First let’s lay the foundation with some definitions.
You have probably noticed that your browser proposes you links to click on as soon as you start typing based on your previous search. You probably know that an algorithm on search engines for flight tickets remembers your search and enables the prices to go up if you do the same search again on the same computer. You might have asked your browser to remember your passwords out of convenience. But sometimes it feels that your web browser know maybe a bit too much about you…
This is all enabled by cookies. Cookies are small pieces of data sent from the website and stored in a user’s web browser while the user is browsing a website. The purpose is to facilitate web browsing for users. From the website owner’s perspective it represents a key marketing advantage. The user will be able to find again the items on his/her shopping cart, making his/her whole experience smoother. Moreover, the recommendations provided to the user and the pages displayed are shaped by the data collected on his/her previous activity, for instance on Amazon.com or even on Netflix.com. For more information on cookies: a simple explanation by the UK magazine Wired.co.uk
Data is power. The one who owns it acquires leverage. Web users are used to giving away data either to log into their account on a website or to have access to more promotions for examples. But where does that data go? How is it used? And in what form? The answer is “it depends”. It depends on the website and on the web browser. Sometimes the data is encrypted, sometimes it isn’t. Issues arise when there is an external usage of that data, particularly when it is sold to third parties. Because of the lack of transparency and privacy breaches which occur too sporadically to lead to meaningful change, users do not hold websites accountable. It seems to be too vague an entity to know exactly who to target, although larger companies like Google receive a lot of focus. A “Michelangelo moment” (1) according to the Economist issue of September 13th 2014, would most likely change the current statu quo and result in a drastic backlash… but such a privacy breach has not happened yet. [NB: The recent hacking at Sony was to targeted to produce a general backlash]
Recently users have been asked to “opt in” on each new website they visit, that is to say to allow cookies to collect data while browsing on the site. Websites operating in Europe were forced into converting their cookie policy from “opt out” to “opt in” by a European directive so-called the “Cookie Law”.
But where is the “no” button? Who has really read everything after clicking on the “more info” button? Signing out of newsletter is already a tedious process, and “opting out” of cookies is even more so.

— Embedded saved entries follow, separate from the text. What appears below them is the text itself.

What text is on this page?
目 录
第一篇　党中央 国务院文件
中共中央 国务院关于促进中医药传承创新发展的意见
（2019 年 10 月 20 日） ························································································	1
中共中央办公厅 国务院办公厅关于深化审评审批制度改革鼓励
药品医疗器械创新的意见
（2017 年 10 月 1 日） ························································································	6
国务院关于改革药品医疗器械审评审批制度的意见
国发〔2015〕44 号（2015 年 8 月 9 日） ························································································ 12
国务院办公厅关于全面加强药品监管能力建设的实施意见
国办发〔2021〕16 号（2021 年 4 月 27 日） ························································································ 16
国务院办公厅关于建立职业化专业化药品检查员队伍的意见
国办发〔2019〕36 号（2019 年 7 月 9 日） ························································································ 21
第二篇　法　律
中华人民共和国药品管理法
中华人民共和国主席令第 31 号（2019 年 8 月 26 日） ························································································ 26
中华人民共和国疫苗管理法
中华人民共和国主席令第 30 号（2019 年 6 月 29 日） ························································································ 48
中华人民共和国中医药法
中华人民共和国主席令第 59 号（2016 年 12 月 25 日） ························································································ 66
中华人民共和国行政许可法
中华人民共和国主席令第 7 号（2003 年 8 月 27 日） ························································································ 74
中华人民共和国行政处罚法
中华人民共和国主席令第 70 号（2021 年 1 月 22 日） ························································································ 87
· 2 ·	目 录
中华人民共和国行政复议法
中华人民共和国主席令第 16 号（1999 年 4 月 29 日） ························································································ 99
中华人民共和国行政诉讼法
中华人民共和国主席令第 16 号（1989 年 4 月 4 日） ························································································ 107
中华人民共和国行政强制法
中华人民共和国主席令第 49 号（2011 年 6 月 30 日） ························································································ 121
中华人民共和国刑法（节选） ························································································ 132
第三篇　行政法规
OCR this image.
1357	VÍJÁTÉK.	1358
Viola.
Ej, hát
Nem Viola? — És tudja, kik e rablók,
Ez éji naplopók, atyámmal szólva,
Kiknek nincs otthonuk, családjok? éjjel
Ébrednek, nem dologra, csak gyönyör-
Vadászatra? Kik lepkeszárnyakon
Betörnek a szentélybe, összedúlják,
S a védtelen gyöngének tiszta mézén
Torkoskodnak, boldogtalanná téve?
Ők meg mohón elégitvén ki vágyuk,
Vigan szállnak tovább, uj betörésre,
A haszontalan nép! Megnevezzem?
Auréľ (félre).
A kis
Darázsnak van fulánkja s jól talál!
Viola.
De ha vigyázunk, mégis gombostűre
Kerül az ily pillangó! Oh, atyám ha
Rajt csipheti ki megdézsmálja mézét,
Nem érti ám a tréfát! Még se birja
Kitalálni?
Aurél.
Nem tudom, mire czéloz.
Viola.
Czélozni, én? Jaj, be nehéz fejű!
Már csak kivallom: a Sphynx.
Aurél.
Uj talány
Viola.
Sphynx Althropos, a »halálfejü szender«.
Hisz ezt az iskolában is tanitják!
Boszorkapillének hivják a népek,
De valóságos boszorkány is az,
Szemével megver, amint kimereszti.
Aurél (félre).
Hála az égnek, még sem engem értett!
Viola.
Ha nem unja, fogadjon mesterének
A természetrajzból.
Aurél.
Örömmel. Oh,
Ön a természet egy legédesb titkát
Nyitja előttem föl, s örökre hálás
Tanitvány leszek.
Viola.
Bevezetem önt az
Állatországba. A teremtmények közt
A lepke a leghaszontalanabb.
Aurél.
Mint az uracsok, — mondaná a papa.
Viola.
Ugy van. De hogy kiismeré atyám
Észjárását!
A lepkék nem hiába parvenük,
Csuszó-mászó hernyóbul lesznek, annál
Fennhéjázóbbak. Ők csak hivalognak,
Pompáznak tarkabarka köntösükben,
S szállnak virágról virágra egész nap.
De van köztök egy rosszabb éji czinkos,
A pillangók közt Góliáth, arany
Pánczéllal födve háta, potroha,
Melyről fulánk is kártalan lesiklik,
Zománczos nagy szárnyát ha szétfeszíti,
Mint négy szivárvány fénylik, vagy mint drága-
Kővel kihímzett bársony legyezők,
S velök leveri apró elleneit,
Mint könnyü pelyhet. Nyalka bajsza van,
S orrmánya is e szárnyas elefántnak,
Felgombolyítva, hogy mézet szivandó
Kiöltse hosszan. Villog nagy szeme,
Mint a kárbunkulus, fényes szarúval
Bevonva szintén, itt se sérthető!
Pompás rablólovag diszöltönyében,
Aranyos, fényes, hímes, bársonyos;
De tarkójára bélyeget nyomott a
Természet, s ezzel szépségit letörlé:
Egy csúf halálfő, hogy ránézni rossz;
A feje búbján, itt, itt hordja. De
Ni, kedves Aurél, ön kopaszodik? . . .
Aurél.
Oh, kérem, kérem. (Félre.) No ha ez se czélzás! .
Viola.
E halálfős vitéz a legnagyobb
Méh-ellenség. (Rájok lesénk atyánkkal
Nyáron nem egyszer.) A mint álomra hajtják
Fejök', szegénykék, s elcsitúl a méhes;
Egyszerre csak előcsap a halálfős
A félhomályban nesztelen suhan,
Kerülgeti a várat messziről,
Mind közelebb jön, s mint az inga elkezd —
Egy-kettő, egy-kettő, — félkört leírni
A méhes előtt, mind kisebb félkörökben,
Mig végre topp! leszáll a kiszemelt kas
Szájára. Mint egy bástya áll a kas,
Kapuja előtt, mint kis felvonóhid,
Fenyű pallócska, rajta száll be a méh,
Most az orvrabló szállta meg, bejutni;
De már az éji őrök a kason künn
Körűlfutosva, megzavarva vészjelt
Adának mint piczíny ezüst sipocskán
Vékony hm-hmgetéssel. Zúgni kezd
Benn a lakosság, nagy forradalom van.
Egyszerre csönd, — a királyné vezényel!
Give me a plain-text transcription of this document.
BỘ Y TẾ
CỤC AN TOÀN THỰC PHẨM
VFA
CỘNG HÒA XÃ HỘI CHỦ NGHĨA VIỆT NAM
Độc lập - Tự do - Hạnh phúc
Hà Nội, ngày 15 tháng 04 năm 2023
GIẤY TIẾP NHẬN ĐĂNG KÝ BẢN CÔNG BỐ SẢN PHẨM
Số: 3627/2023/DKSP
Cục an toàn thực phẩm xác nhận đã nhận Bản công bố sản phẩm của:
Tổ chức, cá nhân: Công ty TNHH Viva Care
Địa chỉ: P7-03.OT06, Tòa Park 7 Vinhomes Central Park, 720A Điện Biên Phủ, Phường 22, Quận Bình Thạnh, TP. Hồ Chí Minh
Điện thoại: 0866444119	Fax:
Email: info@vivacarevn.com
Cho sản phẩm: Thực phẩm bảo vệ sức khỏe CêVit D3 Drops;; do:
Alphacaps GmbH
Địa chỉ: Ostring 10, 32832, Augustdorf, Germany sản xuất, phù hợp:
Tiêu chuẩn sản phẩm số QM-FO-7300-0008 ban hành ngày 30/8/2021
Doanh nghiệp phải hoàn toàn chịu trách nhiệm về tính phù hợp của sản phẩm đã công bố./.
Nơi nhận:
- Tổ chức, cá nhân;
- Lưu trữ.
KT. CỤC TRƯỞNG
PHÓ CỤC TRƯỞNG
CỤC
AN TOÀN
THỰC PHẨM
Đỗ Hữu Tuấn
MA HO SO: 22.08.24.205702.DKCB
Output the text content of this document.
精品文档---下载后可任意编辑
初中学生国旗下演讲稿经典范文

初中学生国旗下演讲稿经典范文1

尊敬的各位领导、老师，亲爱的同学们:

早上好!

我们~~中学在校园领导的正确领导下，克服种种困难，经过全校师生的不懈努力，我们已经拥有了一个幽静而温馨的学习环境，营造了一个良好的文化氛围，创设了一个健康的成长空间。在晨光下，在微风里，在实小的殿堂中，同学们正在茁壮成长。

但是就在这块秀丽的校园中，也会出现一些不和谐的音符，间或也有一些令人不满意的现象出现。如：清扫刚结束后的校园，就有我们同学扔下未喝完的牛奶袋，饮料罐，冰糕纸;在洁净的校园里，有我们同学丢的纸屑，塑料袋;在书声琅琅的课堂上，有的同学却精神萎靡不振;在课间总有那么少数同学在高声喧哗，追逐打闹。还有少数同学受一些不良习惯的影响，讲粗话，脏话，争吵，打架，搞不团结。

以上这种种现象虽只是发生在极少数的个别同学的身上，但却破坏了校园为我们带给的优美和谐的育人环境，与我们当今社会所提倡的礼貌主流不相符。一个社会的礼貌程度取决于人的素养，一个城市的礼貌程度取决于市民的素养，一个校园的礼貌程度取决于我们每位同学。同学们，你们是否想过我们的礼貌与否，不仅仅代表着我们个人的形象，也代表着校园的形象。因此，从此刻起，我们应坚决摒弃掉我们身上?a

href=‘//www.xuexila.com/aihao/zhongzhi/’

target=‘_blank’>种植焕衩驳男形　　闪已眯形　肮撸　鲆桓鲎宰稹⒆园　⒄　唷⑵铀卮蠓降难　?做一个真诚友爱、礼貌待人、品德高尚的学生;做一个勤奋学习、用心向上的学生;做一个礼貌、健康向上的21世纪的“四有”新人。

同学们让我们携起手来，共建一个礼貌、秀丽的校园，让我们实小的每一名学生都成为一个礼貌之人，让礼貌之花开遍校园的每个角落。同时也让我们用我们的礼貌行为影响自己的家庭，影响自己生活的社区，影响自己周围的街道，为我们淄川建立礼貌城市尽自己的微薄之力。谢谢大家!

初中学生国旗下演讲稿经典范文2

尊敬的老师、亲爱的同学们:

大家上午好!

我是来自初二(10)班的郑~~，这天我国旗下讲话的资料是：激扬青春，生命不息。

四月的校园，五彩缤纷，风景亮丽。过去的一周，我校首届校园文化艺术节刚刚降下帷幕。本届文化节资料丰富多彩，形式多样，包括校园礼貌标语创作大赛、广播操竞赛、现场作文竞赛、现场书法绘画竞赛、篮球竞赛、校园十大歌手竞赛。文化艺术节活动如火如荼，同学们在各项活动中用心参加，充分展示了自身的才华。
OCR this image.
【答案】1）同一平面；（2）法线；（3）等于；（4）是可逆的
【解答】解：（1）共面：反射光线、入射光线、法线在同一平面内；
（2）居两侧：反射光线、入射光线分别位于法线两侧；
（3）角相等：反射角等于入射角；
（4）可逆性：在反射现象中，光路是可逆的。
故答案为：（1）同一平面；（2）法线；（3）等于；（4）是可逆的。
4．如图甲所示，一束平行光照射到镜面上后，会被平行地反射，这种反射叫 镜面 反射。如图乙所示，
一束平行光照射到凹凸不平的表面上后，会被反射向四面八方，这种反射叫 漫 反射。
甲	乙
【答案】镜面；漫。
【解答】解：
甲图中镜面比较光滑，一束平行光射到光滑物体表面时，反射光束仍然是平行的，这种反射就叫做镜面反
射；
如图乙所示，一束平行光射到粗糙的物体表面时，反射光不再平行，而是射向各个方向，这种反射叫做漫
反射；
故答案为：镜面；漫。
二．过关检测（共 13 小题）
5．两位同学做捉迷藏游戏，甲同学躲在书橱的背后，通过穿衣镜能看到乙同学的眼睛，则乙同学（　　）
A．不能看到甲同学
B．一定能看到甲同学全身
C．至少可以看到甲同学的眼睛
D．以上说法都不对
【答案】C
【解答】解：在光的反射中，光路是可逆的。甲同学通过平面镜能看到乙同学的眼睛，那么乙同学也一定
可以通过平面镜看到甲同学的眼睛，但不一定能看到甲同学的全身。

The impact of connected objects
What is now often called “connected objects“, “smart objects” or “the internet of things” includes all the objects that are connected thanks to the cloud and are thus able to collect data. For instance, a Tesla car equipped with a software to notify the customer when a repair is necessary, a Ralph Lauren polo which records calories burned and heart rate and sends them to your smartphone, or a Philips light bulb controlled via tablet. These type of objects where once regarded as gadgets, though views are evolving and they may soon become the norm.
But at what cost? The fear is that with these connected objects our every move will potentially be recorded. The third party usage of this data becomes a central issue, because some data might be interested if shared, for instance driving conditions for other drivers.
A solution proposed in the November 2014 issue of the Harvard Business Review would be for companies to sell “binding or aggregate data on purchasing patterns, driving habits or energy usage” rather than individual customer data..
In the same issue, Alex Pentland draws the structure of a “New Deal on Data”. The idea is “to give people the ability to see what’s being collected and opt out or in. (…) It’s a rebalancing of the ownership of data in favor of the individual whose data is collected. (…) People are ok about sharing data if they believe they’ll benefit from it and it’s not going to be shared further in ways they don’t understand.” Such works are key to drive awareness and to lobby governments toward these best practices. Transparency will foster trust among Internet users.
In the near future, new legislation will need to be passed by regulators to ensure privacy while using connected objects. The debate is always the same: do we let companies regulate their websites themselves or do regulators need to intervene? Companies have every reason to change their operating model as it is costly to collect all the data they can (all the more because not all data is relevant), and dangerous as their systems could be hacked resulting in massive privacy breaches and countless headaches.
Nonetheless the status quo remains and a bigger push from regulators, consumer groups and citizens is necessary. After all, we should all as citizens and web users feel involved with the issue.
For more information: the interview of MIT professor Alex Pentland.
(1) In 1992, the Michelangelo virus widely infected software and pushed people to invest in anti-virus software.